For those keeping score, Cisco acquired Metacloud. EMC acquired Cloudscaling. HP acquired Eucalyptus. And IBM acquired SoftLayer. Based on the momentum, one could look toward IBM to make the next move. On the other side, with Cisco, EMC and HP going after private cloud solutions, there is a position to take that it is these three to watch. An additional factor to consider is that a startup may have a great solution, but not enough runway (money) to keep them afloat until the market is ready to adopt. Watch for more of these situations, as the overall IT market takes longer to adopt disruptive solutions such as cloud-based solutions.

Shifting the incumbents

Regardless of who moves first, second, third or fourth, the act of acquiring cloud-based solutions will create a shift in the provider’s overall strategy. For the enterprise CIO, one key to watch will be momentum among the cloud startups. Which solutions are up-and-coming and getting quite a bit of attention by early adopters? Two that come to mind are Docker and OpenStack. If OpenStack were a company, this would be the one to watch. In any case, enterprise IT organizations need to keep close watch of this area.

As enterprise IT organizations shift from traditional IT infrastructure to converged infrastructure and onward to cloud-based solutions, the incumbent provider must have an answer to the shift. Let it be noted that the incumbent need not provide all parts of the solution. This is where the ecosystem comes in to create value and fill the gaps in the strategy.

Leveraging innovation

Many ask why the incumbents do not innovate internally and build out their portfolio like they have in past years. With a vibrant industry of up-and-coming potential solutions, there are easier paths to success. Why take the risk and invest significant funding into a number of different strategies only to have one pay off? Instead, watch the space and acquire the right solution that has a proven technology and fits the model well. The key is finding the point when the solution is proven, but not so successful that it demands paying a premium.

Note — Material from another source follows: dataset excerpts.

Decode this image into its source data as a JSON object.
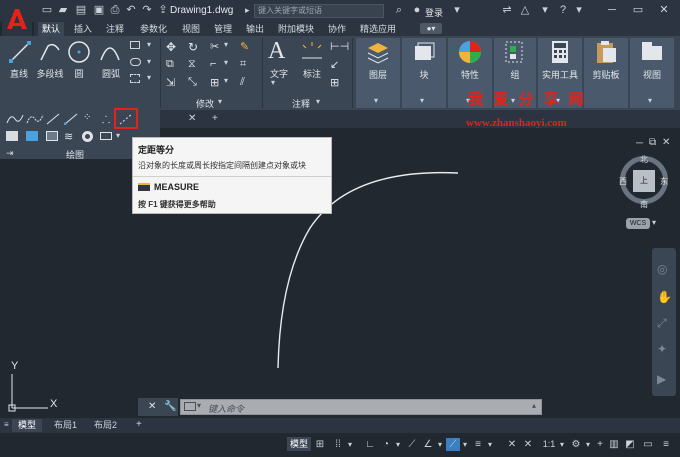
{
  "titlebar": {
    "document_title": "Drawing1.dwg",
    "search_placeholder": "键入关键字或短语",
    "login_label": "登录"
  },
  "menu_tabs": [
    "默认",
    "插入",
    "注释",
    "参数化",
    "视图",
    "管理",
    "输出",
    "附加模块",
    "协作",
    "精选应用"
  ],
  "ribbon": {
    "draw": {
      "tools": [
        "直线",
        "多段线",
        "圆",
        "圆弧"
      ],
      "panel_title": "绘图"
    },
    "modify": {
      "panel_title": "修改"
    },
    "annotation": {
      "tools": [
        "文字",
        "标注"
      ],
      "panel_title": "注释"
    },
    "big_tools": [
      "图层",
      "块",
      "特性",
      "组",
      "实用工具",
      "剪贴板",
      "视图"
    ]
  },
  "tooltip": {
    "title": "定距等分",
    "description": "沿对象的长度或周长按指定间隔创建点对象或块",
    "command": "MEASURE",
    "help": "按 F1 键获得更多帮助"
  },
  "watermark": {
    "title": "我 爱 分 享 网",
    "url": "www.zhanshaoyi.com"
  },
  "viewcube": {
    "north": "北",
    "south": "南",
    "east": "东",
    "west": "西",
    "top": "上",
    "wcs": "WCS"
  },
  "ucs": {
    "x": "X",
    "y": "Y"
  },
  "command_line": {
    "placeholder": "键入命令"
  },
  "layout_tabs": [
    "模型",
    "布局1",
    "布局2"
  ],
  "statusbar": {
    "model_label": "模型",
    "scale": "1:1"
  },
  "colors": {
    "highlight_red": "#e2231a",
    "ribbon_bg": "#3b4654",
    "canvas_bg": "#212830"
  }
}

For the CIO, this means keeping close tabs on how the cloud space is evolving regardless of the stage of adoption they are at. Cloud solutions impact organization, services, and processes in addition to technology.

Divesting leads to Consolidation

The big breakups of 2014 are leading to further cloud consolidation. Many of the large IT providers have simply gotten too big and too diversified. Divesting is essentially a healthy way to trim their portfolio and refocus the company in leading areas within their industry. Divesting also opens the door to an interesting side effect of acquisition opportunities.

Intersection of cloud consolidation and disruption

Each of the acquisition targets is disruptive in their own right. The market as a whole is also very fragmented with solutions solving a similar problem, but in very different ways. And each company does one thing and one thing very well. The opportunity to explode the solution comes with building out the ecosystem. For the startup, what better way than to sell to a larger organization that has several of the building blocks already integrated and productized. Plus, the alternative of heading toward IPO is just not as appetizing of an equity event as it used to be.